Shawn Martin
University of Michigan, TCP (Text Creation Partnership)
Char would have been disappointed by this talk, since he really didn't do a good job using Vader as a motif or trope.
He opened by discussing the typical binary dichotomy one finds in libraries/academia: open access is good, licensed is bad. In his opinion, the commercially published model is flawed and doomed since it is not sustainable. Similarly, grant-funded open access projects are doomed. Glorious, but doomed. TCP strives to find a middle ground, where vendors work together with academic institutions to create the underlying textual objects in their products, such as EEBO, ECCO, Evans, etc.
He notes that universities that participate in TCP own the text, and it becomes in practice public domain. Eventually, they will or may distribute these beyond their campuses (this is where my skeptical gland began to inflame). TCP also works with scholars in ways that vendors cannot, and he finds that to be an essential role of projects such as the TCP.
His conclusions were as follows:
- No scholarly project will ever match the size of a commercial database
- No commercial database will ever have the scholarly input of an institutional project
- Commercial databases serve their purpose well
- Sustainability requires
- Money
- Audience
- Range of material
- Standardized workflows
- Willingness to accept compromises
- Stomach for expensive undertakings
- Non-traditional collaboration
It's hard to quibble with most of these, but I think many people at Access would disagree with his first point. The irony resulting from the fact that his talk was adjacent to an update on the AlouetteCanada project, which has no commercial partner yet aims to be a massive and unprecedented archive of Canadiana and Canadian history, was quite rich. A common thread in many talks at Access is building large, sustainable archives that depend on a community of scholars and IT professionals.
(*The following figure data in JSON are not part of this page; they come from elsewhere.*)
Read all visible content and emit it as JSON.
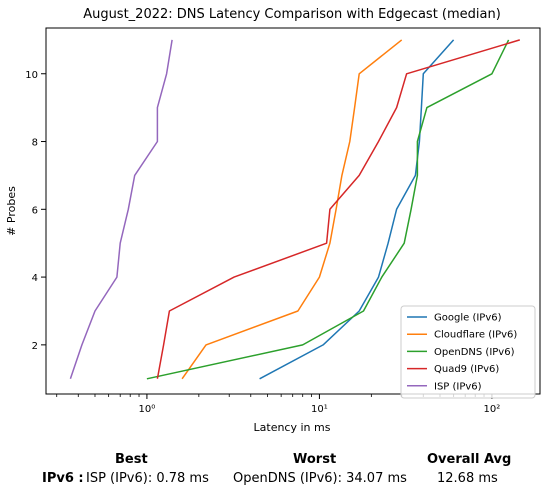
{
  "chart_data": {
    "type": "line",
    "title": "August_2022: DNS Latency Comparison with Edgecast (median)",
    "xlabel": "Latency in ms",
    "ylabel": "# Probes",
    "xscale": "log",
    "xlim": [
      0.26,
      190
    ],
    "ylim": [
      0.55,
      11.35
    ],
    "x_tick_labels": [
      "10⁰",
      "10¹",
      "10²"
    ],
    "x_ticks": [
      1,
      10,
      100
    ],
    "y_ticks": [
      2,
      4,
      6,
      8,
      10
    ],
    "y_tick_labels": [
      "2",
      "4",
      "6",
      "8",
      "10"
    ],
    "grid": false,
    "legend_position": "lower-right",
    "series": [
      {
        "name": "Google (IPv6)",
        "color": "#1f77b4",
        "x": [
          4.5,
          10.5,
          17,
          22,
          25,
          28,
          36,
          38,
          39,
          40,
          60
        ],
        "y": [
          1,
          2,
          3,
          4,
          5,
          6,
          7,
          8,
          9,
          10,
          11
        ]
      },
      {
        "name": "Cloudflare (IPv6)",
        "color": "#ff7f0e",
        "x": [
          1.6,
          2.2,
          7.5,
          10,
          11.5,
          12.5,
          13.5,
          15,
          16,
          17,
          30
        ],
        "y": [
          1,
          2,
          3,
          4,
          5,
          6,
          7,
          8,
          9,
          10,
          11
        ]
      },
      {
        "name": "OpenDNS (IPv6)",
        "color": "#2ca02c",
        "x": [
          1,
          8,
          18,
          23,
          31,
          34,
          37,
          37,
          42,
          100,
          125
        ],
        "y": [
          1,
          2,
          3,
          4,
          5,
          6,
          7,
          8,
          9,
          10,
          11
        ]
      },
      {
        "name": "Quad9 (IPv6)",
        "color": "#d62728",
        "x": [
          1.15,
          1.25,
          1.35,
          3.2,
          11,
          11.5,
          17,
          22,
          28,
          32,
          145
        ],
        "y": [
          1,
          2,
          3,
          4,
          5,
          6,
          7,
          8,
          9,
          10,
          11
        ]
      },
      {
        "name": "ISP (IPv6)",
        "color": "#9467bd",
        "x": [
          0.36,
          0.42,
          0.5,
          0.67,
          0.7,
          0.78,
          0.85,
          1.15,
          1.15,
          1.3,
          1.4
        ],
        "y": [
          1,
          2,
          3,
          4,
          5,
          6,
          7,
          8,
          9,
          10,
          11
        ]
      }
    ]
  },
  "summary": {
    "best_header": "Best",
    "worst_header": "Worst",
    "avg_header": "Overall Avg",
    "row_label": "IPv6 :",
    "best_value": "ISP (IPv6): 0.78 ms",
    "worst_value": "OpenDNS (IPv6): 34.07 ms",
    "avg_value": "12.68 ms"
  }
}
For me, the weak spots in his argument come when he mentions products such as EEBO, ECCO, and Evans. Sure, we have EEBO, as do many, but it costs chump change compared to ECCO, and Gale has other products in development that may make ECCO look like a bargain rack tool. The fact is that products like this are financially accessible for, at best, 5% of the institutions in North America. If you're in that 5%, as is Michigan, it's high times. But for the other 95%, we just fall further and further behind in terms of giving our users the same advantages they find at a Michigan or Stanford.
Moreover, when he points out that the works generated by TCP go into the public domain and that the TCP partners may eventually choose to show those to the world, I have to question if this is really the case. Why would a school that can afford ECCO invest effort and money into creating an interface and tool for texts they can already access via the commercial product? Where's the motivation? Sure, they could just put the texts out there and let the 95% develop a product, but really, that's yet to be shown to be viable.
Surprisingly, his talk elicited no questions from the audience. I would have posed mine, but I expected a lot of questions so kept my hand down. Then they called time, and that was that. From conversations I had later that day, many in the audience shared my concerns.